In these plots, we want to check that our particles gradually converging towards a central estimate. If the KaltoaObservationModel’s sigma, or pertubation_sigma is set too small, the particles may get ‘stuck’ in locations which can cause issues for convergence. Additionally, too few particles can also result in this problem.

The key to using this model is striking a balance between processing time and stability of the algorithm. In general, we suggest setting one more iteration than appears necessary and experimenting for stable values for n_particles.

Now we’re happy with our model parameters, let’s run the positioning on the whole data set.

points_pmc <- KaltoaPointPositioning(
  toa = subset(toa_comp, detections >= 4 & period < 0.1),
  observation_model = obsv_model, 
  iter = 4, quietly = T, n_particles = 400)
plot(points_pmc)

Here, we used a direct detection standard deviation of 0.002 (see print(obsv_model)). Note that earlier we decided that a value of 0.0008 is likely more appropriate for this data set.

When using precise detection error distributions, PMC-TOA requires either (a) more particles, or (b) better initial positions to avoid sample impovrishment and converge in a stable manner.

To fit the ideal detection error value of 0.0008, we can refit the PMC-TOA algorithm using the estimated positions from our previous run.

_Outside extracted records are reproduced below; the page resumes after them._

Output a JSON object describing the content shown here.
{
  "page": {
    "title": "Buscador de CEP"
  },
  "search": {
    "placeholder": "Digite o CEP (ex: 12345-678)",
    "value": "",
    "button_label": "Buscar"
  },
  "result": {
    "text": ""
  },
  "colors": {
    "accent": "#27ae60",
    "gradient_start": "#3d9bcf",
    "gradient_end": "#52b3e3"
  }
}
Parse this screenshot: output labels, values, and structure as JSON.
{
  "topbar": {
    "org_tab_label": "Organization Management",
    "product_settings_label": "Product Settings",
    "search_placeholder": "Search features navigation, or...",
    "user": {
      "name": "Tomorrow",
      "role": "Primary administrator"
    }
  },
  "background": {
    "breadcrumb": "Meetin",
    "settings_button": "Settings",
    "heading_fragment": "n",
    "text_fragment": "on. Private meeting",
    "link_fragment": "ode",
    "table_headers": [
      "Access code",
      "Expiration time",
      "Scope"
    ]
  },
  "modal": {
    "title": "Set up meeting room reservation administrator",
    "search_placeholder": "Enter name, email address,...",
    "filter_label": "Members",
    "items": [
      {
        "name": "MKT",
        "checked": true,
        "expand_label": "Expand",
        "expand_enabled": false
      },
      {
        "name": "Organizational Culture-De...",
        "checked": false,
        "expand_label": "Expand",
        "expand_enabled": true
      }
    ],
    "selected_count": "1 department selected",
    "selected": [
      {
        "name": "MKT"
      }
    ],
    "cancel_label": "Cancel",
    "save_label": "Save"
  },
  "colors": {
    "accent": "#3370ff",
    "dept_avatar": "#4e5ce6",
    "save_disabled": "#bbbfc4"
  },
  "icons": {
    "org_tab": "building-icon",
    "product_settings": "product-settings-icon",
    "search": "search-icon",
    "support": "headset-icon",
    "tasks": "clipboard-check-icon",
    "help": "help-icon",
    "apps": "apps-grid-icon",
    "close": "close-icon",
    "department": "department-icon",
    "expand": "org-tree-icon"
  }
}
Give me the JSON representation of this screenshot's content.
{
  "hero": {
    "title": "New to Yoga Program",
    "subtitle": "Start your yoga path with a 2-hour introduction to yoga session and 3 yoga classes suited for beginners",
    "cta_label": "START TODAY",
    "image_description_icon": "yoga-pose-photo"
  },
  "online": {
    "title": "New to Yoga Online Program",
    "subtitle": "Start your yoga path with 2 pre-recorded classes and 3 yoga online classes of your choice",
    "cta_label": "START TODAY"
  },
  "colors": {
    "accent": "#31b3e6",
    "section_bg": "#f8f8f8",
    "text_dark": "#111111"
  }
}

This second run of PMC-TOA has much higher quality initial positions as they are selected from a smaller, more important region of the study area. As a result, we can refit more precise detection error distributions with a small number of particles.

# Create a precise observation model
# This has a small standard deviation for direct detection error
obsv_model_2 <- KaltoaObservation(
  type = "mixed", sigma = sigma_det, beta = obs_beta, 
  max_transmission_latency = max_trns_lat)
print(obsv_model_2)

## KaltoaObservationModel
## Type: mixed
## Maximum transmission latency: 0.4 s
## Parameters: sigma: 8e-04, beta: 128.0

# Refit the PMC-TOA algorithm with a lower number of particles
points_pmc_2 <- KaltoaPointPositioning(
  toa = subset(toa_comp, detections >= 4 & period < 0.1), 
  observation_model = obsv_model_2, 
  iter = 3, quietly = T, n_particles = 200,
  init_positions = points_pmc)
plot(points_pmc_2)

# Visualize convergence
plot(points_pmc_2, i = 5, iter = 1)
plot(points_pmc_2, i = 5, iter = 2)
plot(points_pmc_2, i = 5, iter = 3)

In the above example, if we tried to fit this precise KaltoaObservationModel with the default initial positions (a uniform sample from the whole study area), there would be a high risk of sample impoverishment and the resulting estimates would be unstable.

• Campbell, J. A., Shry, S. J., Lundberg, P., Calles, O., Hoelker, F. 2025. A population Monte Carlo model for underwater acoustic telemetry positioning in reflective environments. Methods Ecology and Evolution. 16(4). 775-785.